Alibaba Said to Seek Hollywood Film Deals in Content Push

Alibaba Group Holding Ltd., China’s largest e-commerce company, is looking to invest in Hollywood movies as it expands into offering content, according to a person familiar with the matter.

Alibaba prefers to invest in specific films rather than in movie studios, said the person, who asked not to be identified because the strategy isn’t public. The Hangzhou-based company wants to become a more significant distributor of content by using customer shopping and viewing data to forecast what productions will become hits among Chinese, the person said.

Alibaba, which completed the largest initial public offering ever in September, is hunting for movies and television shows as it expands entertainment content. Ma visited Hollywood last month to learn about movie studios and to look for partners that would provide better entertainment products for China’s 200 million people in the middle class, he said.

The company currently can distribute movies and TV shows through its set-top boxes. It also established a platform called Yu Le Bao for individuals to invest in movies in March.

People can invest as little as 100 yuan through the platform and receive an annualized return rate of about 7 percent, the company said in an e-mail at the time.

The investment interest among users could help Alibaba gauge box office sales and forecast which movies could do well, the person said.

Iron Man

Chinese investors have stepped up investments in movies with Beijing-based DMG Entertainment co-producing last year’s “Iron Man 3” with Walt Disney Co.’s Marvel.
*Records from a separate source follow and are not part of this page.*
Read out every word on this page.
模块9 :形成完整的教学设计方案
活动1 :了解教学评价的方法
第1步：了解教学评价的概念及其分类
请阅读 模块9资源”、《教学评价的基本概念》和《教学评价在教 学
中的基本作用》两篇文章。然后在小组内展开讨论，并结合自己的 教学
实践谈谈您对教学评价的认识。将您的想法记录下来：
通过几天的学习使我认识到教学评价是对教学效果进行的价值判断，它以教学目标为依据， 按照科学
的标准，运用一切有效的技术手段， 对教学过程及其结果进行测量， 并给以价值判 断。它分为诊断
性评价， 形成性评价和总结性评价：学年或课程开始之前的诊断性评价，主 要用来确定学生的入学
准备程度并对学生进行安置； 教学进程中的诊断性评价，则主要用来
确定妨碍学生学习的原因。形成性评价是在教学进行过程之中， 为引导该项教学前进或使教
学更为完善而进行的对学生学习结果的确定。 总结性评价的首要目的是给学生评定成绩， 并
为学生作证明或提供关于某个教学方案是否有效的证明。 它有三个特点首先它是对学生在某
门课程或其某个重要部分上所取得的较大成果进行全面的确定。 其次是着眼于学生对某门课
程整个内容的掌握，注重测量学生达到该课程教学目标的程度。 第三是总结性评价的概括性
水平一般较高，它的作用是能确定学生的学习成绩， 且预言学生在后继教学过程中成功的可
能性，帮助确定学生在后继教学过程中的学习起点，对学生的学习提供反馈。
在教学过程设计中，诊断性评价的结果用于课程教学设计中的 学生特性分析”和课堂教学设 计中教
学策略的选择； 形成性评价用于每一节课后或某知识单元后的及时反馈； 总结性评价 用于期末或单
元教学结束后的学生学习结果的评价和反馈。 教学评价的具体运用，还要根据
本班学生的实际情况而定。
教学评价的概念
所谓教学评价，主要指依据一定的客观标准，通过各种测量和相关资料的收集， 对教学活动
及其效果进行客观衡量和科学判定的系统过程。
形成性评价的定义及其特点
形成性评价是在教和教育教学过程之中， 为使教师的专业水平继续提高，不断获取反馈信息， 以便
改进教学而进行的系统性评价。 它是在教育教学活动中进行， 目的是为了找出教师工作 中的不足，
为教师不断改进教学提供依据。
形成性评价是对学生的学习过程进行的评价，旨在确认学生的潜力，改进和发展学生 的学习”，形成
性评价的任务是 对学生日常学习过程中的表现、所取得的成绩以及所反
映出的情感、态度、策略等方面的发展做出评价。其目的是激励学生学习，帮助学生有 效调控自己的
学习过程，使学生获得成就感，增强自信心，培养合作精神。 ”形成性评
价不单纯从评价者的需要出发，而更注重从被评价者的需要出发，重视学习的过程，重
The film was the most popular imported movie in China in 2013 with an edited version highlighting local talent and containing additional footage from China.

China Movie Media Group had a marketing agreement with Viacom Inc.’s Paramount Pictures for “Transformers: Age of Extinction.” The movie set the China record for the biggest debut of a foreign film at $90 million and became the biggest film ever at the Chinese box office, raking in $301 million this year, according to Bloomberg Intelligence. Four of the film’s actors were cast via a Chinese reality show.